Another man explained the Constitution in succinct terms: "The Constitution gives you rights, but they are inalienable rights from God. Did you realise that?"

When being told by the interviewer that some Americans did not believe in God, he replied: "That's correct, so if you removed God, you have no rights." [drops mic]

16.

The official US government name for the war in Afghanistan? Operation Enduring Freedom.

The official US government name for the war in Iraq? Operation Iraqi Freedom.

17.

Bobby Jindal again, on the Supreme Court effectively legalising gay marriage in the US last month, seemed to be advocating a freedom from actual laws.

He also said that the decision would pave the way for an "all out assault" on the religious freedom of Christians.

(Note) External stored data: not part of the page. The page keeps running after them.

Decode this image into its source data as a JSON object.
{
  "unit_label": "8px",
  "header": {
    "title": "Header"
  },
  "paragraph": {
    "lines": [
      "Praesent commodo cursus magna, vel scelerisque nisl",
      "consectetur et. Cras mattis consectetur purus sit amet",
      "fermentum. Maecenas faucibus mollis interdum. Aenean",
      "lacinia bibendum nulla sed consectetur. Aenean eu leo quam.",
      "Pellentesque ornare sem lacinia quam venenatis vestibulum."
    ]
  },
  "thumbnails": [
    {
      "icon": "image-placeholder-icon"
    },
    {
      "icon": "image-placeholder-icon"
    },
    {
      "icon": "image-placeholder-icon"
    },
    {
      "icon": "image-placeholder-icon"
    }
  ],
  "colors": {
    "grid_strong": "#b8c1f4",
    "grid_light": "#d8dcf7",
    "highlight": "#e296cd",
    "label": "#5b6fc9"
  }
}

The Supreme Court decision today conveniently and not surprisingly follows public opinion polls and tramples on states' rights that were once protected by the 10th Amendment of the Constitution. Marriage between a man and a woman was established by God, and no earthly court can alter that. This decision will pave the way for an all out assault against the religious freedom rights of Christians who disagree with this decision.

18.

In the aftermath of the murder of nine black churchgoers at Emanuel African Methodist Episcopal Church in Charleston, an editorial in the Salt Lake City-based Deseret News argued that the mass shooting was "an assault on all Americans as well as on a bedrock principle of American liberty - the right to worship freely".

Really.

19.

Finally, in 2015 so far, 45 people have dialled 911 seeking medical help only for police to arrive and kill the person who called.

Those four freedoms again? Freedom of speech, freedom of worship, freedom from want, freedom from fear.